BRITAIN FROM ABOVE
- Rare and fragile aerial photos from Aerofims Collection salvaged, conserved and now online
- Public help needed to identify “mystery” locations
More than 15,000 images from one of the earliest and most significant collections of aerial photography of the UK have been made freely accessible online to the public for the first time.
Britain from Above, a new website (www.britainfromabove.org.uk) launched today (25 June 2012) by English Heritage and the Royal Commissions on the Ancient and Historical Monuments of Scotland and Wales, features some of the oldest and most valuable images of the Aerofilms Collection, a unique and important archive of over 1 million aerial photographs taken between 1919 and 2006. Its chronological and geographical coverage is superb and documents the face of Britain during a period of intense and unparalleled change.
The photographs featuring on the website date from 1919 to 1953, and have gone through a painstaking process of conservation and cataloguing. Due to their age and fragility, many of the earliest plate glass negatives were close to being lost forever.

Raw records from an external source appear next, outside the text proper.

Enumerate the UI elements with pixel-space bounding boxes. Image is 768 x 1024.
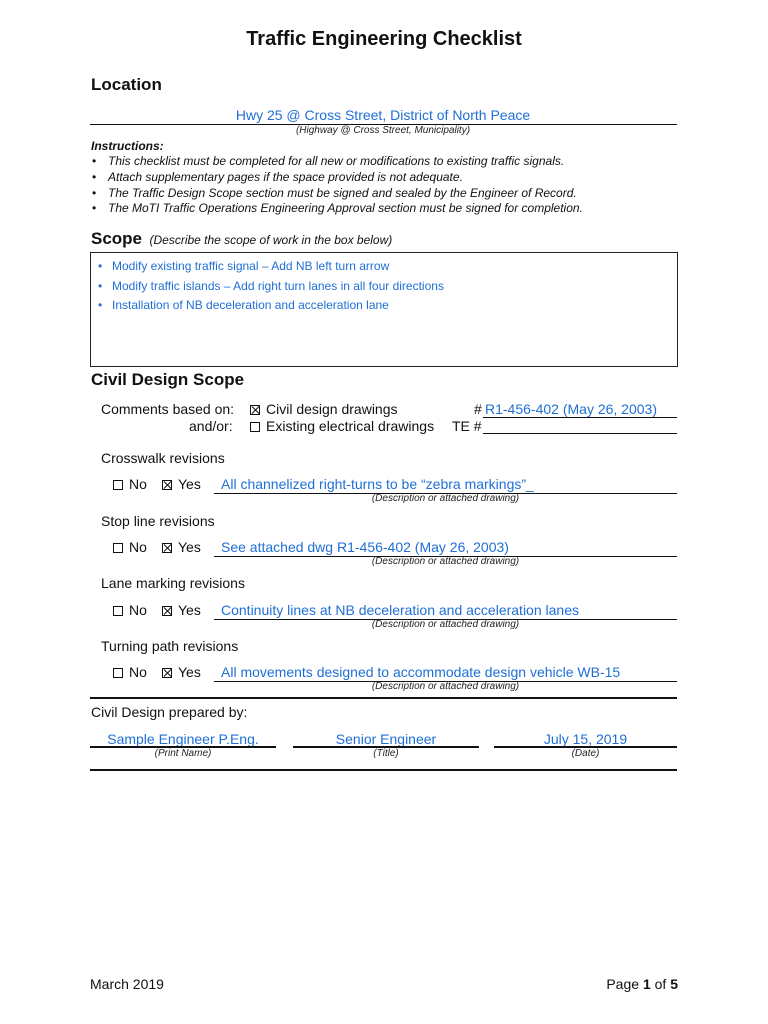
electrical-drawings-label: Existing electrical drawings — [266, 418, 435, 434]
no-option[interactable] — [113, 476, 147, 492]
lane-marking-description-field[interactable]: Continuity lines at NB deceleration and acceleration lanes — [221, 602, 579, 618]
instruction-item: • This checklist must be completed for all new or modifications to existing traffic signals. — [91, 154, 583, 170]
description-caption: (Description or attached drawing) — [371, 556, 520, 567]
page-current: 1 — [642, 976, 651, 992]
scope-list — [91, 253, 677, 316]
checkbox-unchecked[interactable] — [113, 668, 123, 678]
no-option[interactable] — [113, 539, 147, 555]
location-caption: (Highway @ Cross Street, Municipality) — [295, 125, 471, 136]
turning-path-revisions-label: Turning path revisions — [101, 638, 239, 654]
section-bottom-divider — [90, 769, 677, 771]
instruction-item: • Attach supplementary pages if the space provided is not adequate. — [91, 170, 583, 186]
andor-label: and/or: — [189, 418, 233, 434]
checkbox-unchecked[interactable] — [113, 543, 123, 553]
description-caption: (Description or attached drawing) — [371, 619, 520, 630]
drawing-ref-underline — [483, 417, 677, 418]
comments-label: Comments based on: — [101, 401, 235, 417]
turning-path-description-field[interactable]: All movements designed to accommodate design vehicle WB-15 — [221, 664, 621, 680]
page-of: of — [654, 976, 667, 992]
civil-drawings-label: Civil design drawings — [266, 401, 398, 417]
title-field[interactable]: Senior Engineer — [335, 731, 437, 747]
checkbox-checked[interactable] — [250, 405, 260, 415]
scope-hint: (Describe the scope of work in the box below) — [149, 233, 393, 247]
page-title: Traffic Engineering Checklist — [246, 28, 522, 50]
crosswalk-revisions-label: Crosswalk revisions — [101, 450, 225, 466]
checkbox-unchecked[interactable] — [250, 422, 260, 432]
location-heading: Location — [91, 75, 162, 94]
instruction-item: • The Traffic Design Scope section must be signed and sealed by the Engineer of Record. — [91, 186, 583, 202]
no-label: No — [129, 539, 147, 555]
te-label: TE # — [452, 418, 482, 434]
yes-label: Yes — [178, 476, 201, 492]
scope-box[interactable] — [90, 252, 678, 367]
no-label: No — [129, 664, 147, 680]
checkbox-checked[interactable] — [162, 606, 172, 616]
checkbox-unchecked[interactable] — [113, 606, 123, 616]
lane-marking-revisions-label: Lane marking revisions — [101, 575, 245, 591]
drawing-ref-field[interactable]: R1-456-402 (May 26, 2003) — [485, 401, 657, 417]
checkbox-checked[interactable] — [162, 668, 172, 678]
section-divider — [90, 697, 677, 699]
yes-label: Yes — [178, 602, 201, 618]
scope-item: • Modify traffic islands – Add right turn lanes in all four directions — [97, 277, 677, 297]
civil-drawings-option[interactable] — [250, 401, 398, 417]
description-caption: (Description or attached drawing) — [371, 493, 520, 504]
no-option[interactable] — [113, 664, 147, 680]
hash-label: # — [474, 401, 482, 417]
no-label: No — [129, 476, 147, 492]
page-number — [606, 976, 678, 992]
location-field[interactable]: Hwy 25 @ Cross Street, District of North Peace — [235, 107, 531, 123]
checkbox-checked[interactable] — [162, 543, 172, 553]
instructions-list — [91, 154, 583, 217]
scope-item: • Installation of NB deceleration and acceleration lane — [97, 296, 677, 316]
stop-line-revisions-label: Stop line revisions — [101, 513, 215, 529]
title-caption: (Title) — [373, 748, 399, 759]
yes-label: Yes — [178, 539, 201, 555]
crosswalk-description-field[interactable]: All channelized right-turns to be “zebra markings”_ — [221, 476, 534, 492]
yes-option[interactable] — [162, 602, 201, 618]
stop-line-description-field[interactable]: See attached dwg R1-456-402 (May 26, 2003) — [221, 539, 509, 555]
electrical-drawings-option[interactable] — [250, 418, 434, 434]
print-name-field[interactable]: Sample Engineer P.Eng. — [107, 731, 259, 747]
no-option[interactable] — [113, 602, 147, 618]
date-caption: (Date) — [571, 748, 600, 759]
checkbox-unchecked[interactable] — [113, 480, 123, 490]
print-name-caption: (Print Name) — [154, 748, 212, 759]
yes-label: Yes — [178, 664, 201, 680]
date-field[interactable]: July 15, 2019 — [543, 731, 628, 747]
te-underline — [483, 433, 677, 434]
yes-option[interactable] — [162, 476, 201, 492]
yes-option[interactable] — [162, 664, 201, 680]
prepared-by-label: Civil Design prepared by: — [91, 704, 248, 720]
instructions-heading: Instructions: — [91, 139, 164, 153]
instruction-item: • The MoTI Traffic Operations Engineering Approval section must be signed for completion. — [91, 201, 583, 217]
civil-heading: Civil Design Scope — [91, 370, 245, 389]
scope-heading: Scope — [91, 229, 143, 248]
checkbox-checked[interactable] — [162, 480, 172, 490]
description-caption: (Description or attached drawing) — [371, 681, 520, 692]
page-total: 5 — [670, 976, 678, 992]
scope-item: • Modify existing traffic signal – Add NB left turn arrow — [97, 257, 677, 277]
page-prefix: Page — [606, 976, 640, 992]
no-label: No — [129, 602, 147, 618]
scope-heading-row — [91, 229, 392, 249]
yes-option[interactable] — [162, 539, 201, 555]
footer-date: March 2019 — [90, 976, 164, 992]
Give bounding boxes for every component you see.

The Aerofilms Collection was acquired for the nation in 2007 when the company was facing financial difficulties. With the support of the Heritage Lottery Fund and the Foyle Foundation, English Heritage and the Royal Commissions embarked on a programme to conserve, catalogue and digitise the collection and make it freely available online.
Highlights from the collection include: the 1935 FA Cup final at Wembley Stadium; the Thames Flood of 1947 in which over 100,000 properties were affected; Blackpool in 1920; crowds on the banks of the River Clyde watching the first voyage of the newly-built RMS Queen Mary in 1936; the famous Gleneagles Hotel in Perthshire, host of the 2014 Ryder Cup, pictured in 1932; the historic stadium Cardiff Arms Park in 1932; and a scene of Rhondda Fawr, one of the largest mining valleys in southern Wales.
See and download a selection of images here: https://picasaweb.google.com/101554616913588617820/Aerofilm?authuser=0&authkey=Gv1sRgCL2H9timsYOLaQ&feat=directlink
Britain from Above website features a high degree of interactivity and is designed to encourage wide public participation. Users can download images, customise their own themed photo galleries, share personal memories, and add information to enrich the understanding for each of the images. They are also invited to identity the locations of a number of “mystery” images that have left the experts stumped.
Anna Eavis, Head of Archive at English Heritage, said: “The Aerofilms Collection embodies all that is exciting about aerial photography. What is equally remarkable is the skill of the expert staff in England, Scotland and Wales who have saved and conserved these vulnerable negatives and prints and converted them into the high resolution images you see on screen today. We are pleased that the items have been given safe, long term homes, and that each of the organisations involved has been enriched immensely by their addition.”
Rebecca Bailey, Head of Education and Outreach at the Royal Commission on the Ancient and Historical Monuments of Scotland (RCAHMS) said, “The history of Aerofilms is inextricably linked to the history of modern Britain. The original pilots and photographers were veterans of the First World War, and they brought specialist skills learned in the conflict to the task of capturing the nation from the air.
“Between 1919 and 1953, there was vast and rapid change to the social, architectural and industrial fabric of Britain, and Aerofilms provides a unique and at times unparalleled perspective on this upheaval. We hope that people today will be able to immerse themselves in the past through the new website, adding their own thoughts and memories to this remarkable collection.”
Dr Peter Wakelin, Secretary of the Royal Commission on the Ancient and Historical Monuments of Wales, said, “People are always fascinated by views of familiar places from above, and in these you have the added values of seeing those places through time too. We know people are hugely engaged by these kinds of images, and I’m sure they will soon be among the most popular in our collections.”
By the end of the project in 2014, 95,000 images taken between 1919 and 1953 will be available online, showing the changing face of modern Britain.